It takes about 5 minutes to read the text.
The road to big data advancement is very long, but please rest assured that it is very easy to transfer Java to big data, and it is also very easy to learn big data from zero foundation. I will accompany you to do it together, and we will be done.
The article is a little long, it is all my true feelings. It is divided into seven parts: beginning, turning point, growth, New Flag, about this number, recommendation and summary.
start
I majored in software engineering in college and will graduate in 2018. According to statistics, the major with the highest average salary among recent graduates is software engineering! Fortunately, I did not lower the average level and went to a financial factory (Hangzhou) for internship with my own efforts and luck after graduation.
The department I work in is the most profitable — asset management. Our system covers all financial services except insurance. After completing normal tasks every day, I also learned a lot of financial business. I advise you not to enter the market if you do not understand the stock. In this business, the water is too deep. I won’t talk about the specifics.
twist
Although the salary of the financial industry is good, but limited to old-fashioned technology, and even use Delphi. After doing for a period of time, I found that I was not suitable for myself, so I had the idea of leaving. Last year the economic situation is not good, so also dare not easily naked resignation. The mood at this point is: unwilling to go on like this.
At that time is not sure after what direction to go, see my public number of renaming records will know, but the brain is really in a mess!
On March 5, 2018, I set a Flag for myself.

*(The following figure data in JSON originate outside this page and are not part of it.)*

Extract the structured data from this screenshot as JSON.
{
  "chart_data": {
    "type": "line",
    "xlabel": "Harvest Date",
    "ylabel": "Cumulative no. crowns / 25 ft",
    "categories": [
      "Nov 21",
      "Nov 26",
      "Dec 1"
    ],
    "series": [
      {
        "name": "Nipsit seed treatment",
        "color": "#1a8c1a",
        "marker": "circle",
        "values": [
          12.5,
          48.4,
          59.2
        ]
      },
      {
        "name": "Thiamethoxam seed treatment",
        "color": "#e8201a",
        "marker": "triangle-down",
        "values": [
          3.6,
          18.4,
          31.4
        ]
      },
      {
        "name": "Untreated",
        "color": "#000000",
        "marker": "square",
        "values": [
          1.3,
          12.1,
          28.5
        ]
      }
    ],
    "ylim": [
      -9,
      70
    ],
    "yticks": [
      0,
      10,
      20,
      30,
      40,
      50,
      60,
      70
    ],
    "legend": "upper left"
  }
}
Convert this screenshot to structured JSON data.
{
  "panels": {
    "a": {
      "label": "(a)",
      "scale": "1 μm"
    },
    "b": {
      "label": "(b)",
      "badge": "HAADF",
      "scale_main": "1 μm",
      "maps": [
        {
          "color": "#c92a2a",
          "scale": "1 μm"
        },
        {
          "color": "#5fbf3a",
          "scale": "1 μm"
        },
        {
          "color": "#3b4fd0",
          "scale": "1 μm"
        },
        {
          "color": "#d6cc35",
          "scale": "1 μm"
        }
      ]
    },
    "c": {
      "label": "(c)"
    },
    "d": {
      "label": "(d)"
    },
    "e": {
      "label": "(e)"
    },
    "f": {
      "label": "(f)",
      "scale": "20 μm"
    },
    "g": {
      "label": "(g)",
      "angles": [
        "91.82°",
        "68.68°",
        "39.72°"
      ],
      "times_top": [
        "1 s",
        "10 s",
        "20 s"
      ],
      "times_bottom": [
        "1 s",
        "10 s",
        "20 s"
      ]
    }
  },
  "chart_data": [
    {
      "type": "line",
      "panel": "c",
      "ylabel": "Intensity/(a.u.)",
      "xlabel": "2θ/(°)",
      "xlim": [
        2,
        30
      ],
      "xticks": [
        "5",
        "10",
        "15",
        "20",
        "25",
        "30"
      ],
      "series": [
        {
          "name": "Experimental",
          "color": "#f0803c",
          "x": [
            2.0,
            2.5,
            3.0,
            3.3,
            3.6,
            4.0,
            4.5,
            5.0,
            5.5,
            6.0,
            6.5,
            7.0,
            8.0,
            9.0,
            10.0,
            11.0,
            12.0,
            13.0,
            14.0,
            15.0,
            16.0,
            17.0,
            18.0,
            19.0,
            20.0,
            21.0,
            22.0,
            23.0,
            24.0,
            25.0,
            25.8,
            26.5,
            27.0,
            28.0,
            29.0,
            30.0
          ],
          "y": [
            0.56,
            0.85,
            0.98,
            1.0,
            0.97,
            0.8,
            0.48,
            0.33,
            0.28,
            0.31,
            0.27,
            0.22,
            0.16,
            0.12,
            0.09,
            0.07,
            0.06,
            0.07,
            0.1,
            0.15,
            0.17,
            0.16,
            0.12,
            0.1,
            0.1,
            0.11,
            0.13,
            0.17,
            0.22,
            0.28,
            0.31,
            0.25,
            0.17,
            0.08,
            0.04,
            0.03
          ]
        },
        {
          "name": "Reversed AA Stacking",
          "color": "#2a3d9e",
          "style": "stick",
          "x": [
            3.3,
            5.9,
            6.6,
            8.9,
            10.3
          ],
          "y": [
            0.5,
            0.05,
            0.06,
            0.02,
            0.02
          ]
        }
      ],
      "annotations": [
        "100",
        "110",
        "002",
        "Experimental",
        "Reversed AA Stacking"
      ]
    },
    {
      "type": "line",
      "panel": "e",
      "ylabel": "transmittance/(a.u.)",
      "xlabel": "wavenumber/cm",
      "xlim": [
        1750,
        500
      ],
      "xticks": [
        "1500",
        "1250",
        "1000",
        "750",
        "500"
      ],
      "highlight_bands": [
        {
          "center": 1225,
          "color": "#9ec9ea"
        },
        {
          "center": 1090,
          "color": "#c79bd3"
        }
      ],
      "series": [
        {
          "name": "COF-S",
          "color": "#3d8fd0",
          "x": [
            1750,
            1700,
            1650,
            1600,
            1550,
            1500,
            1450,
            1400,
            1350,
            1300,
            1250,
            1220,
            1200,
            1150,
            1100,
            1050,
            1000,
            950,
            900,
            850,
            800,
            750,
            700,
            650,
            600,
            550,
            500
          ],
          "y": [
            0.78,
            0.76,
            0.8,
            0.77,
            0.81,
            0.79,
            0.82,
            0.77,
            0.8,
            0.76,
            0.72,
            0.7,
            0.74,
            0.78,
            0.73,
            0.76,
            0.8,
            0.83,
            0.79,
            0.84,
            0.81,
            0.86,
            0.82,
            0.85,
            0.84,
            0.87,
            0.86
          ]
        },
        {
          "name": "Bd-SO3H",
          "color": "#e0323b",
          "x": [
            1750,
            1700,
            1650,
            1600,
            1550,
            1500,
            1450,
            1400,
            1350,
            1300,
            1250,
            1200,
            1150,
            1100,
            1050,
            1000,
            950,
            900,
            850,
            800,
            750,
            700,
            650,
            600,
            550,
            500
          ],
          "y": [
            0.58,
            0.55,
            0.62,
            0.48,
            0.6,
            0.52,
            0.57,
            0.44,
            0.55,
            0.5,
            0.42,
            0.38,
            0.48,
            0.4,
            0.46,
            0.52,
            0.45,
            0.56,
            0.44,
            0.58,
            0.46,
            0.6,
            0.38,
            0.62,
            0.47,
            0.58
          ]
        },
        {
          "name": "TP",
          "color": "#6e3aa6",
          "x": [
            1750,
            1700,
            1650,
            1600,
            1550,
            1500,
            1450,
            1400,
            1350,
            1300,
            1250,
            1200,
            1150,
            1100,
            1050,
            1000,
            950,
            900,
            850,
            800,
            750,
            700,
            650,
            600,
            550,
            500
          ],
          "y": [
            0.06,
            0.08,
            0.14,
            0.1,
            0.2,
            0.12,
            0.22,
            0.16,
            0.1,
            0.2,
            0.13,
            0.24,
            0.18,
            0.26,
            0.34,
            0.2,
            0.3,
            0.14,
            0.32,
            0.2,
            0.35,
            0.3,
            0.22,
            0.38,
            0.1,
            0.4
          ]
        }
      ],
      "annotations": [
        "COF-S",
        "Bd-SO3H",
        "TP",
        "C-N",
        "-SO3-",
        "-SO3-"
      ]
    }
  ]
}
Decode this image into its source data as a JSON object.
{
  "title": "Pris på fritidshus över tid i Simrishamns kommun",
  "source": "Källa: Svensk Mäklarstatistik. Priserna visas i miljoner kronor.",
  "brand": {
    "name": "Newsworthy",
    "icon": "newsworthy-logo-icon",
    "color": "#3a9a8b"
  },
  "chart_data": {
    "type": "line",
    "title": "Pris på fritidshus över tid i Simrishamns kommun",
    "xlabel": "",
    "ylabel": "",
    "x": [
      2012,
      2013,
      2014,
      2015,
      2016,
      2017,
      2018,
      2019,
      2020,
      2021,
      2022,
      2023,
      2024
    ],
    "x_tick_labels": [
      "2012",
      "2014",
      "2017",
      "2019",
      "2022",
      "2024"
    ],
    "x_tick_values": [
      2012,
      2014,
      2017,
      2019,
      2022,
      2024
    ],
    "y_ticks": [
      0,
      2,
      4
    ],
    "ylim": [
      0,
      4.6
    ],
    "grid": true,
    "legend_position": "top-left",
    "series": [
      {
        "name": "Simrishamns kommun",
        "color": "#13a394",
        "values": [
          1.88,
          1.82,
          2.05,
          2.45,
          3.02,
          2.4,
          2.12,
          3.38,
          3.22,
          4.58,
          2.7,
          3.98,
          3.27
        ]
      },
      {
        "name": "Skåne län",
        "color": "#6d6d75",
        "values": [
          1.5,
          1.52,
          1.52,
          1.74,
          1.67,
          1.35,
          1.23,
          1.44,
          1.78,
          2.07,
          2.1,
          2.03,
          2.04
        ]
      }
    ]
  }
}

The following is the target of half a year in the knowledge planet of code farming. Morale is high.
As it turns out, four months of spare time to learn big data is not enough, stick to it, the time is more than expected. Hadoop ecology and Spark ecology as well as data warehousing, data modeling, machine learning and more. Some materials come from the Internet, others from educational institutions, and the rest can be found on official websites. The study notes are all written on the Language sparrow platform, which will be slowly transferred to the public account.
After reading large Web Architecture and Deep Understanding of the Java Virtual Machine, ILLUSTRATED HTTP was delayed. I also took my girlfriend to the graduation trip, but instead of Sichuan, I went to Beijing, Tianjin, Jinan and Qingdao.
For books on big data, I read Offline and Real-time Big Data Development, Data Warehouse Structure Design and Implementation, Spark Technology Insider, recommendation System Practice. Pick the key part to see, combined with their own learning technology for digestion.
What I listened to most during this process was Beyond. If you can’t hold on, turn on the music and listen to it for a while. Day and night, I have doubted myself.
growth
So far, I haven’t written a lot of articles, but WHEN I reach certain milestones, I will organize them into a series of directories. The current article, for the moment:
Brief introduction of big data technology
What is a data warehouse? Talk about my understanding
PageRank algorithm, the key technology of search engine
Sqoop is not fully operational
Flume principle, analysis, architecture
Kafka introduction, architecture, installation
Kafka meets Spark Streaming
Data loss and repeated consumption in Kafka
HBase Architecture Analysis
HBase RowKey design
HBase data model, architecture, and component function description
Hbase table design in microblog, part
Zookeeper recovery mode, broadcast mode, and election process
Hadoop HA in-depth anatomy
Spark Tuning Integration – Summary (Long article)
Spark’s data localization, providing optimal compute nodes, is finally getting started
The Spark tuning glance | shuffle tuning
Shuffle file addressing process of Spark
From data collection, cluster analysis data, BI presentation
Flink dry incoming | Flink Forward China 2018 assembly data compilation
Here are 20 articles on big data technology written in 2018.
New Flag
I have set myself several goals for 2019, one of which is the number and frequency of updates. Each article is as short and useful as possible. It is a long way to go to make big data clear to everyone.
About the no.
The blog, which currently focuses on “big data” technology, also posts a weekly article about tools to improve efficiency. For new readers, click on the “Big Data” menu and the “Recommendation of the Week” menu below to see the corresponding series of articles. You can also click “Hide levels” to find out more, you know.
conclusion
In 2018, the turning point. In 2019, transformation.
Three principles: self-motivation, self-awareness, and self-drive.
Join the right group, such as “Code farmer Turn Over” and “Shuai Zhang and his friends”.
Leave your comfort zone and you can’t avoid pain.
I have been in Shanghai for a week and interviewed two companies. One of them offered an annual salary of 23W, which is less than the previous financial position for me as a fresh graduate, but it is acceptable. I quite like that company. There is more room for development. The data platform should be created from scratch, and the department should be integrated into the big data department in Taiwan.
I have not been hired yet, and I plan to continue interviewing.
Future plans, “adhere to”, “attentively” to complete each article, can help everyone the best.
If it is helpful to you, welcome to like, follow and forward.